Some of the best-known classes of simulation approaches in computational biology belong to the population-based family, including those based on the numerical integration of ordinary and partial differential equations and the Gillespie stochastic simulation algorithm.

Differential equations describe changes in molecular concentrations over time in a deterministic manner. Simulations based on differential equations usually do not attempt to solve those equations analytically, but employ a suitable numerical solver.

The stochastic Gillespie algorithm changes the composition of pools of molecules through a progression of random reaction events, the probability of which is computed from reaction rates and from the numbers of molecules, in accordance with the stochastic master equation.[40]
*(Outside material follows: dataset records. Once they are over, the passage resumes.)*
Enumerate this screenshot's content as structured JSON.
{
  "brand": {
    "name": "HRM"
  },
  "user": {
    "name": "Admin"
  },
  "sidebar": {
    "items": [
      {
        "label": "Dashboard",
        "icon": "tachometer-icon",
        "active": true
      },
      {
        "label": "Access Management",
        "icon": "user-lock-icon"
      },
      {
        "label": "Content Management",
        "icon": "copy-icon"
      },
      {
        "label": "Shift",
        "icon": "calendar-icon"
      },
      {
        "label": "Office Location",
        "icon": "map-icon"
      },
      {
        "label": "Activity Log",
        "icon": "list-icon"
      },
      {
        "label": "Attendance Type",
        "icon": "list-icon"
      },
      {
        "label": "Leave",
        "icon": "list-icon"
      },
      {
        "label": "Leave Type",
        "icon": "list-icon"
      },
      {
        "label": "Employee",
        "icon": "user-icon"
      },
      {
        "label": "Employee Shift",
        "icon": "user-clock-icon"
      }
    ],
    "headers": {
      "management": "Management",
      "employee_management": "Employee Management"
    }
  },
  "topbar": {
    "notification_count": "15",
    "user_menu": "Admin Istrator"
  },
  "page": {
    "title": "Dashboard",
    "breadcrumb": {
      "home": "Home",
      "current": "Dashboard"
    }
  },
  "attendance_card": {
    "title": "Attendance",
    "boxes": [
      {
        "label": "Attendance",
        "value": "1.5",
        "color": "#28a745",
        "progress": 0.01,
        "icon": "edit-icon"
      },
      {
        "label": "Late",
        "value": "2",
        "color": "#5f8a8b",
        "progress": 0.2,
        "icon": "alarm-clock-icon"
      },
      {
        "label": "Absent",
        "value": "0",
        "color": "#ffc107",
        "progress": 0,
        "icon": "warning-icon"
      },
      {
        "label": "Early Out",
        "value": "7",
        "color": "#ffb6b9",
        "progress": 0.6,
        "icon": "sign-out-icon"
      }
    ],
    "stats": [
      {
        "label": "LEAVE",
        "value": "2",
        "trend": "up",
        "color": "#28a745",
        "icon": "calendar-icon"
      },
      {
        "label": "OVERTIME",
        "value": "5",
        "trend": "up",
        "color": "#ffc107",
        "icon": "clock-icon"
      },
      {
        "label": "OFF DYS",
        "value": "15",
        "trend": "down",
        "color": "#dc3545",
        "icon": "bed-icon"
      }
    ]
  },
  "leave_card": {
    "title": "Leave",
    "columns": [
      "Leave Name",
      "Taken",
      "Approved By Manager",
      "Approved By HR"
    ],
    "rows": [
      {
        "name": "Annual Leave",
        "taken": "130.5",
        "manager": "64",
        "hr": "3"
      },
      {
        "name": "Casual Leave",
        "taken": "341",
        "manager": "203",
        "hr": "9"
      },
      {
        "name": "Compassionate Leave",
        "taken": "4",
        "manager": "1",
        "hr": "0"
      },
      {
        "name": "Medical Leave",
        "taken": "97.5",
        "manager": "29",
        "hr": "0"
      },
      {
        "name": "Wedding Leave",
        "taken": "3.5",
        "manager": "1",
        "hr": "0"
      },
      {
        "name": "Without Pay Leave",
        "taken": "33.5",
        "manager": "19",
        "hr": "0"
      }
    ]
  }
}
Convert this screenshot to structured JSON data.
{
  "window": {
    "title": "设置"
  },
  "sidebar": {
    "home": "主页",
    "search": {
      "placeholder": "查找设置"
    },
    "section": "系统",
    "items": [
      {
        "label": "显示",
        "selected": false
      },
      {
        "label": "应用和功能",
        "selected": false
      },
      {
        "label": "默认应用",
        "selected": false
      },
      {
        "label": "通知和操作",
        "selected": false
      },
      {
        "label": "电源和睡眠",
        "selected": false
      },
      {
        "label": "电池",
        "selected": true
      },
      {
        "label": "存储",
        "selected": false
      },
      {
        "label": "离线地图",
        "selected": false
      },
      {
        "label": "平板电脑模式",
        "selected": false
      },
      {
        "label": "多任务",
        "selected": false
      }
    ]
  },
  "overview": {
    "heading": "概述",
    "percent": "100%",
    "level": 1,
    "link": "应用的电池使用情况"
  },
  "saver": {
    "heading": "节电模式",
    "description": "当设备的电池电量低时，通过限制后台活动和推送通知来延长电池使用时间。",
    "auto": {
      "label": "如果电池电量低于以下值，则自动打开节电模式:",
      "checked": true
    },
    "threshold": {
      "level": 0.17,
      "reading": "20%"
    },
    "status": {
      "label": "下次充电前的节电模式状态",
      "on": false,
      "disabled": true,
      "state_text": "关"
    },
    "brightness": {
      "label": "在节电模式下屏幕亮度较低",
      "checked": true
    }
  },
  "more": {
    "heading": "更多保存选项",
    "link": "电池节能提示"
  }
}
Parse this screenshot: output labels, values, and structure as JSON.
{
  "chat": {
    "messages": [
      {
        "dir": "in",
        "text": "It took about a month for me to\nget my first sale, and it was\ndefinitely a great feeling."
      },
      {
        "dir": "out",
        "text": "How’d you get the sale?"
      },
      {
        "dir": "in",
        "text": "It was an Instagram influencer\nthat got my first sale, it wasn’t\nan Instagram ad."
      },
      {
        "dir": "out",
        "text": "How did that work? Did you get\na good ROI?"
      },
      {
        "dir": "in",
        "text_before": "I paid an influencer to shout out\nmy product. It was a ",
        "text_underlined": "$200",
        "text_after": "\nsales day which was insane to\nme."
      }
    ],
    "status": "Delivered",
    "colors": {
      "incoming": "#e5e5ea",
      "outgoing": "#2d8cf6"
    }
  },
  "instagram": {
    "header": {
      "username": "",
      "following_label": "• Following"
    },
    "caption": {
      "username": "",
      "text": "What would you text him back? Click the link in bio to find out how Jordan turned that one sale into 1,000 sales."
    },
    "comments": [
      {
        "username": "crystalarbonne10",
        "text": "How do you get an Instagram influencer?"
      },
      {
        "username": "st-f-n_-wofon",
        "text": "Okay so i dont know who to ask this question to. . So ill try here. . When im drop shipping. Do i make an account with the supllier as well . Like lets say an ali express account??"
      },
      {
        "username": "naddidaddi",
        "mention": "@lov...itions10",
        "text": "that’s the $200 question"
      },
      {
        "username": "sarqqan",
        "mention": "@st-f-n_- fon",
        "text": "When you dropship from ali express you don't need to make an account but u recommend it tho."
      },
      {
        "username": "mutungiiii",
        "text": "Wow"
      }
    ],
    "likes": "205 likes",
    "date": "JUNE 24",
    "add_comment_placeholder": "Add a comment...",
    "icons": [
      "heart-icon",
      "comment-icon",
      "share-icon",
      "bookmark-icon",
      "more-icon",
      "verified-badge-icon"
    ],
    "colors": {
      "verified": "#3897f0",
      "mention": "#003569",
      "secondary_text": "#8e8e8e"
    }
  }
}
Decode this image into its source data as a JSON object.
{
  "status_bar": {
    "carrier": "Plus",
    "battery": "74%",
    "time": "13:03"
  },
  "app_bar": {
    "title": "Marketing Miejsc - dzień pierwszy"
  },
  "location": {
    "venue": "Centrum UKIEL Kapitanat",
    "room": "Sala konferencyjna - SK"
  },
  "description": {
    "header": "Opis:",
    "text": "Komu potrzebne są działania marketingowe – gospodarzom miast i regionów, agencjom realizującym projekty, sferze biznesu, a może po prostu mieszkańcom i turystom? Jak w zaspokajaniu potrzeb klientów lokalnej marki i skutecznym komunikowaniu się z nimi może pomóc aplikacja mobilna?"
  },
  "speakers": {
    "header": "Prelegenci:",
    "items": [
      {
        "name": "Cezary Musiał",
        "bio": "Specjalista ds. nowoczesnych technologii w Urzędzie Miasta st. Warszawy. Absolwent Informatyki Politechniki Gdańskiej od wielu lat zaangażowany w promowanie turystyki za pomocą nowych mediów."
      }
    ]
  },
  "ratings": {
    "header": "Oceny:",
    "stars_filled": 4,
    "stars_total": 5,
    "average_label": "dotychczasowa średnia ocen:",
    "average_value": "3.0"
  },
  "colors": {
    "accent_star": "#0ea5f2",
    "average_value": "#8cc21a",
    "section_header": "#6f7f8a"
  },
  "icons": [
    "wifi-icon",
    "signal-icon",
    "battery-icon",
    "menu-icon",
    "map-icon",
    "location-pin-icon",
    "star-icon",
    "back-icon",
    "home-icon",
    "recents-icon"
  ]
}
In population-based approaches, one can think of the system being modeled as being in a given state at any given time point, where a state is defined according to the nature and size of the populated pools of molecules. This means that the space of all possible states can become very large. With some simulation methods implementing numerical integration of ordinary and partial differential equations or the Gillespie stochastic algorithm, all possible pools of molecules and the reactions they undergo are defined at the start of the simulation, even if they are empty. Such "generate-first" methods[4] scale poorly with increasing numbers of molecular states.[49] For instance, it has recently been estimated that even for a simple model of CaMKII with just 6 states per subunits and 10 subunits, it would take 290 years to generate the entire reaction network on a 2.54 GHz Intel Xeon processor.[50] In addition, the model generation step in generate-first methods does not necessarily terminate, for instance when the model includes assembly of proteins into complexes of arbitrarily large size, such as actin filaments. In these cases, a termination condition needs to be specified by the user.[3][5]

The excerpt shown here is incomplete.